My experiments with SQLite have been on hold for the last week or so because Vicki signed me up to be on the web committee for the Browncroft Neighborhood Association. The current page is functional but not pretty, plus it’s hosted on an AOL member’s account. If I were to host it myself, they’d have gigabytes of space instead of the 2 megabytes they have now.
We’ve got a committee together, so the first thing I did was set up a mailing list for the web committee. After a week, though, not one member of the list has sent any messages to it except for me.
The second thing I did was register the domain BrowncroftNA.org and set up virtual hosting on my home server.
The third thing I did was spend some time at OpenSourceCMS.com trying out different Content Management Systems (CMS). One that caught my eye was ModX, which has a really nice AJAX-y administration interface. So I set it up on my server to experiment with. Obviously, I’m going to have to wait for the committee to decide on what content they want and where they want it, and that sort of thing. But I think a CMS looks like the way to go for the basic framework.

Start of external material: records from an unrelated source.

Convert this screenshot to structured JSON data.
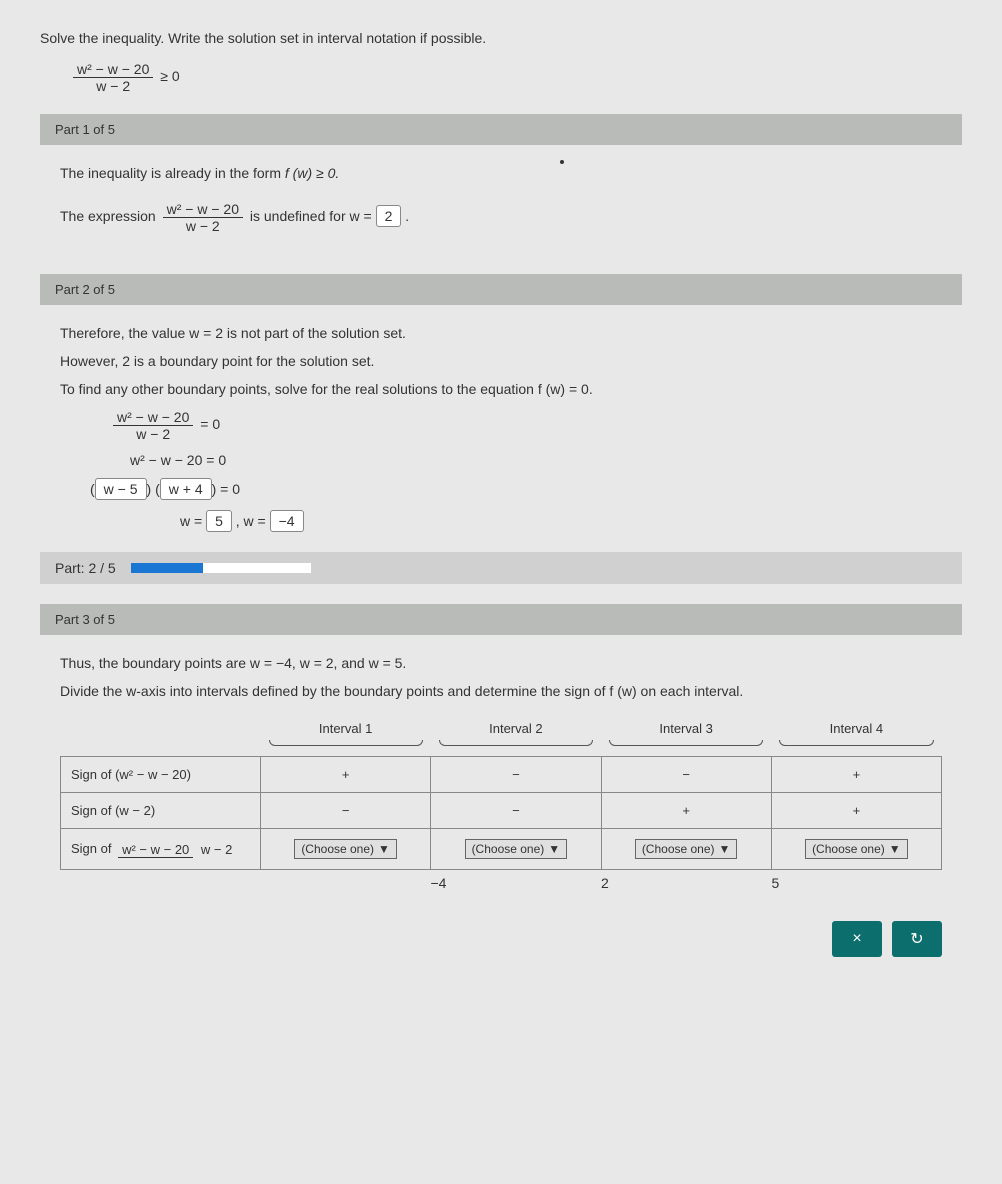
{
  "instruction": "Solve the inequality. Write the solution set in interval notation if possible.",
  "ineq_num": "w² − w − 20",
  "ineq_den": "w − 2",
  "ineq_rhs": "≥ 0",
  "part1": {
    "header": "Part 1 of 5",
    "line1_pre": "The inequality is already in the form ",
    "line1_math": "f (w) ≥ 0.",
    "expr_pre": "The expression ",
    "expr_num": "w² − w − 20",
    "expr_den": "w − 2",
    "expr_post": " is undefined for w = ",
    "ans1": "2",
    "period": "."
  },
  "part2": {
    "header": "Part 2 of 5",
    "l1": "Therefore, the value w = 2 is not part of the solution set.",
    "l2": "However, 2 is a boundary point for the solution set.",
    "l3": "To find any other boundary points, solve for the real solutions to the equation f (w) = 0.",
    "eq1_num": "w² − w − 20",
    "eq1_den": "w − 2",
    "eq1_rhs": "= 0",
    "eq2": "w² − w − 20 = 0",
    "fac1": "w − 5",
    "fac2": "w + 4",
    "fac_rhs": " = 0",
    "sol_pre1": "w = ",
    "sol1": "5",
    "sol_mid": ", w = ",
    "sol2": "−4"
  },
  "progress": {
    "label": "Part: 2 / 5",
    "percent": 40
  },
  "part3": {
    "header": "Part 3 of 5",
    "l1": "Thus, the boundary points are w = −4,  w = 2,  and w = 5.",
    "l2": "Divide the w-axis into intervals defined by the boundary points and determine the sign of f (w) on each interval.",
    "headers": [
      "Interval 1",
      "Interval 2",
      "Interval 3",
      "Interval 4"
    ],
    "row1label": "Sign of (w² − w − 20)",
    "row1": [
      "+",
      "−",
      "−",
      "+"
    ],
    "row2label": "Sign of (w − 2)",
    "row2": [
      "−",
      "−",
      "+",
      "+"
    ],
    "row3label_num": "w² − w − 20",
    "row3label_den": "w − 2",
    "row3label_pre": "Sign of ",
    "choose": "(Choose one)",
    "numline": [
      "−4",
      "2",
      "5"
    ]
  },
  "buttons": {
    "close": "×",
    "reset": "↻"
  }
}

One thing I haven’t figured out how to do with this CMS is how to create role accounts that can upload files and link them to one particular web site – so, for example, the news letter editor can upload PDFs of the newsletters and link them from a news letter page. Or the History Committee can upload pictures and articles about the history of the neighborhood. Maybe I can do it, or maybe I’ll have to switch to a different CMS.

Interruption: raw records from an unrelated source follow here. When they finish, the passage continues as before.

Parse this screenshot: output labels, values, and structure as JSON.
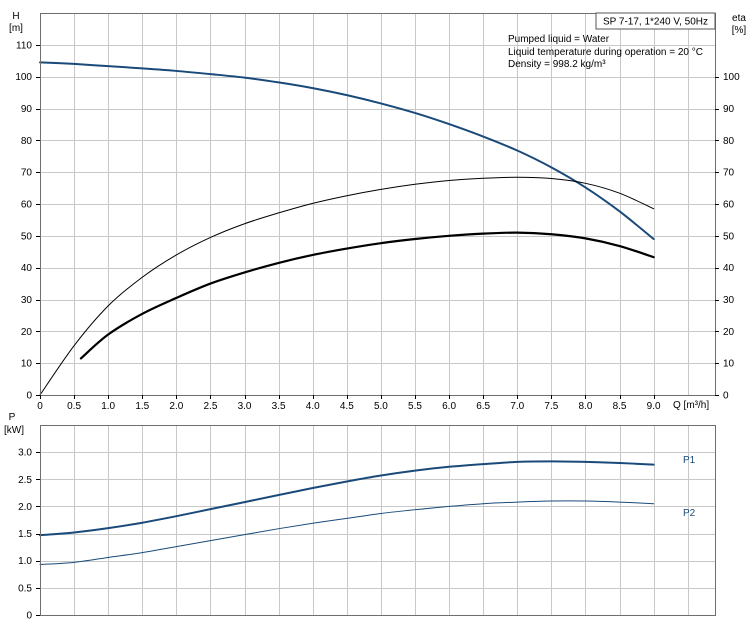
{
  "chart_data": [
    {
      "type": "line",
      "id": "top",
      "y_axis_label": "H",
      "y_axis_unit": "[m]",
      "right_axis_label": "eta",
      "right_axis_unit": "[%]",
      "x_axis_label": "Q [m³/h]",
      "xlim": [
        0,
        9.9
      ],
      "ylim": [
        0,
        120
      ],
      "grid": true,
      "title_box": "SP 7-17, 1*240 V, 50Hz",
      "info_lines": [
        "Pumped liquid = Water",
        "Liquid temperature during operation = 20 °C",
        "Density = 998.2 kg/m³"
      ],
      "x_ticks": [
        "0",
        "0.5",
        "1.0",
        "1.5",
        "2.0",
        "2.5",
        "3.0",
        "3.5",
        "4.0",
        "4.5",
        "5.0",
        "5.5",
        "6.0",
        "6.5",
        "7.0",
        "7.5",
        "8.0",
        "8.5",
        "9.0"
      ],
      "y_ticks": [
        "0",
        "10",
        "20",
        "30",
        "40",
        "50",
        "60",
        "70",
        "80",
        "90",
        "100",
        "110"
      ],
      "right_ticks": [
        "0",
        "10",
        "20",
        "30",
        "40",
        "50",
        "60",
        "70",
        "80",
        "90",
        "100"
      ],
      "series": [
        {
          "color": "#1a4a7a",
          "width": 2,
          "x": [
            0,
            0.5,
            1.0,
            1.5,
            2.0,
            2.5,
            3.0,
            3.5,
            4.0,
            4.5,
            5.0,
            5.5,
            6.0,
            6.5,
            7.0,
            7.5,
            8.0,
            8.5,
            9.0
          ],
          "y": [
            104.5,
            104.0,
            103.3,
            102.6,
            101.8,
            100.8,
            99.7,
            98.2,
            96.4,
            94.2,
            91.6,
            88.6,
            85.1,
            81.2,
            76.8,
            71.5,
            65.2,
            57.7,
            49.0
          ]
        },
        {
          "color": "#000000",
          "width": 1,
          "x": [
            0,
            0.5,
            1.0,
            1.5,
            2.0,
            2.5,
            3.0,
            3.5,
            4.0,
            4.5,
            5.0,
            5.5,
            6.0,
            6.5,
            7.0,
            7.5,
            8.0,
            8.5,
            9.0
          ],
          "y": [
            0,
            15.5,
            28.0,
            37.0,
            44.0,
            49.5,
            53.8,
            57.2,
            60.2,
            62.6,
            64.6,
            66.2,
            67.4,
            68.1,
            68.4,
            68.0,
            66.5,
            63.4,
            58.5
          ]
        },
        {
          "color": "#000000",
          "width": 2.2,
          "x": [
            0.6,
            1.0,
            1.5,
            2.0,
            2.5,
            3.0,
            3.5,
            4.0,
            4.5,
            5.0,
            5.5,
            6.0,
            6.5,
            7.0,
            7.5,
            8.0,
            8.5,
            9.0
          ],
          "y": [
            11.5,
            19.0,
            25.5,
            30.5,
            35.0,
            38.5,
            41.5,
            44.0,
            46.0,
            47.7,
            49.0,
            50.0,
            50.7,
            51.0,
            50.5,
            49.2,
            46.8,
            43.3
          ]
        }
      ]
    },
    {
      "type": "line",
      "id": "bottom",
      "y_axis_label": "P",
      "y_axis_unit": "[kW]",
      "xlim": [
        0,
        9.9
      ],
      "ylim": [
        0,
        3.5
      ],
      "grid": true,
      "y_ticks": [
        "0",
        "0.5",
        "1.0",
        "1.5",
        "2.0",
        "2.5",
        "3.0"
      ],
      "series": [
        {
          "name": "P1",
          "color": "#1a4a7a",
          "width": 2,
          "x": [
            0,
            0.5,
            1.0,
            1.5,
            2.0,
            2.5,
            3.0,
            3.5,
            4.0,
            4.5,
            5.0,
            5.5,
            6.0,
            6.5,
            7.0,
            7.5,
            8.0,
            8.5,
            9.0
          ],
          "y": [
            1.47,
            1.52,
            1.6,
            1.7,
            1.82,
            1.95,
            2.08,
            2.21,
            2.34,
            2.46,
            2.57,
            2.66,
            2.73,
            2.78,
            2.82,
            2.83,
            2.82,
            2.8,
            2.77
          ]
        },
        {
          "name": "P2",
          "color": "#1a4a7a",
          "width": 1,
          "x": [
            0,
            0.5,
            1.0,
            1.5,
            2.0,
            2.5,
            3.0,
            3.5,
            4.0,
            4.5,
            5.0,
            5.5,
            6.0,
            6.5,
            7.0,
            7.5,
            8.0,
            8.5,
            9.0
          ],
          "y": [
            0.93,
            0.97,
            1.06,
            1.15,
            1.26,
            1.37,
            1.48,
            1.59,
            1.69,
            1.78,
            1.87,
            1.94,
            2.0,
            2.05,
            2.08,
            2.1,
            2.1,
            2.08,
            2.05
          ]
        }
      ]
    }
  ]
}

One thing that some CMS have, but this one doesn’t, is a web forum. I don’t like web forums much myself – I much prefer email lists. Some people like them though, so perhaps what I should look for is a web forum that can also email out posts to a mailing list as well as through an RSS feed. That way everybody can be happy.
The search continues.
So after a month and a half of a winter that thought it was spring, today is clear and cold. It feels like Ottawa, a feeling accentuated by the fact that this morning I can see two sundogs, one on each side of the sun. Cool stuff.
In other news, the spam run seems to be over – I haven’t seen a spam attempt since 14:20 yesterday.